Purpose The purpose of this post is to summarize my learnings from John Fox book titled “An R and S Plus companion to Applied Regression”

Although I have read Faraway Linear Models with R, I would like to take 3 hours to go through this entire book and write down any specific code learnings from this book.

Chapter 3 TOOL : Histogram

> library(car)
> attach(Prestige)
> hist(income, n.bins(income))


n.bins implements Freedman - Diaconis formula for density estimation

TOOL : Stem and box plot

> stem(income)
  The decimal point is 3 digit(s) to the right of the |
0 | 6979 2 | 44689001125556667999 4 | 012233456777881111234566889 6 | 01233556679901145679 8 | 000012334488999936 10 | 4004 12 | 45 14 | 026 16 | 5 18 | 3 20 | 22 | 24 | 39


TOOL : Density Estimates

> hist(income, nclass = n.bins(income), prob = T)
> lines(density(income), lwd = 2)
> box()
> lines(density(income, adjust = 0.5), lwd = 1)


TOOL : Quantile Plot

> qq.plot(income)


TOOL : Box Plot

> boxplot(income)


TOOL : Scatter Plot

> scatterplot(income, prestige, span = 0.6, lwd = 3)
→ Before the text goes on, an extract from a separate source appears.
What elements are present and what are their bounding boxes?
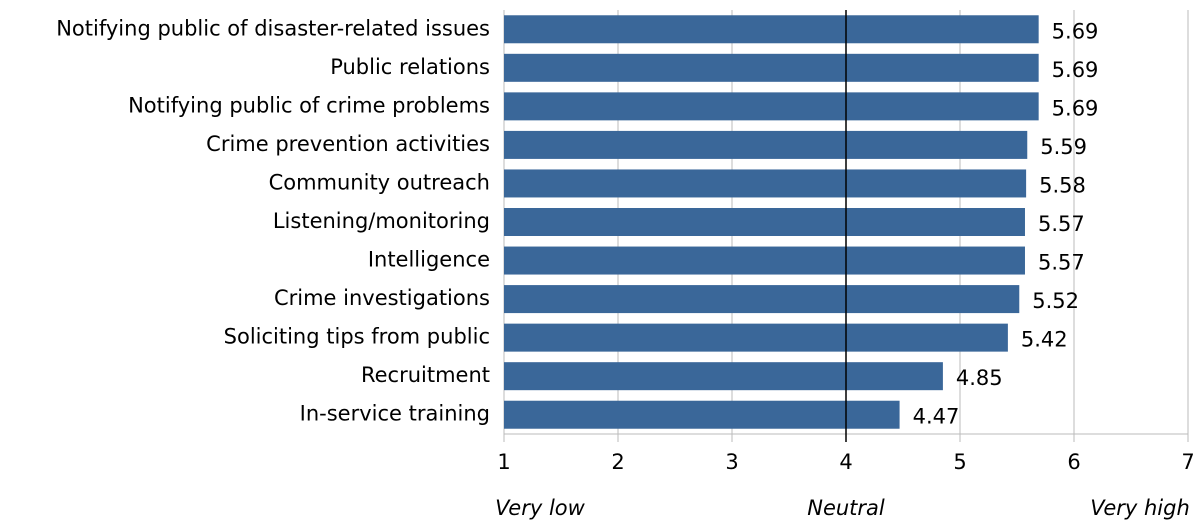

TOOL : Coded Scatter Plots

> scatterplot(prestige ~ income | type, span = 0.6, lwd = 3)
> detach(Prestige)


TOOL : Jitter

> attach(Vocab)
> par(mfrow = c(1, 2))
> plot(education, vocabulary, main = "Without Jitter")
> plot(jitter(education), jitter(vocabulary), main = "With Jitter")
> abline(lm(vocabulary ~ education))
> lines(lowess(education, vocabulary, f = 0.2), lwd = 3)


lowess , an acronym for locally weighted regression.

TOOL : Bivariate Density Estimates

> library(sm)
> attach(SLID)
> par(mfrow = c(1, 1))
> valid <- complete.cases(wages, education)
> sm.density(cbind(education[valid], wages[valid]), display = "image",
+     col = gray(seq(1, 0, length = 100)))
Warning: weights overwritten by binning
> points(jitter(education, amount = 0.25), wages, cex = 0.15)
> box()
> lines(lowess(education[valid], wages[valid], f = 1/3), lwd = 3)
> remove(valid)


TOOL : Parallel Box plots

> attach(Ornstein)
> boxplot(interlocks ~ nation)


TOOL : Scatterplot Matrices

> attach(Prestige)
> scatterplot.matrix(cbind(prestige, income, education, women),
+     diagonal = "density", span = 0.75)


TOOL : Conditional Plots

> attach(SLID)
> coplot(log(wages) ~ education | age + sex, panel = panel.car,
+     col = gray(0.5), lwd = 3, cex = 0.4)


TOOL : Box cox transformation

> summary(box.cox.powers(income))
Box-Cox Transformation to Normality
Est.Power Std.Err. Wald(Power=0) Wald(Power=1) 0.1793 0.1108 1.6179 -7.4062
L.R. test, power = 0: 2.7103 df = 1 p = 0.0997 L.R. test, power = 1: 47.261 df = 1 p = 0

Two additional tools that I learnt about are - Bulging rule and apply transformations accordingly - Spread level plot where the plot is between the log IQR and log median.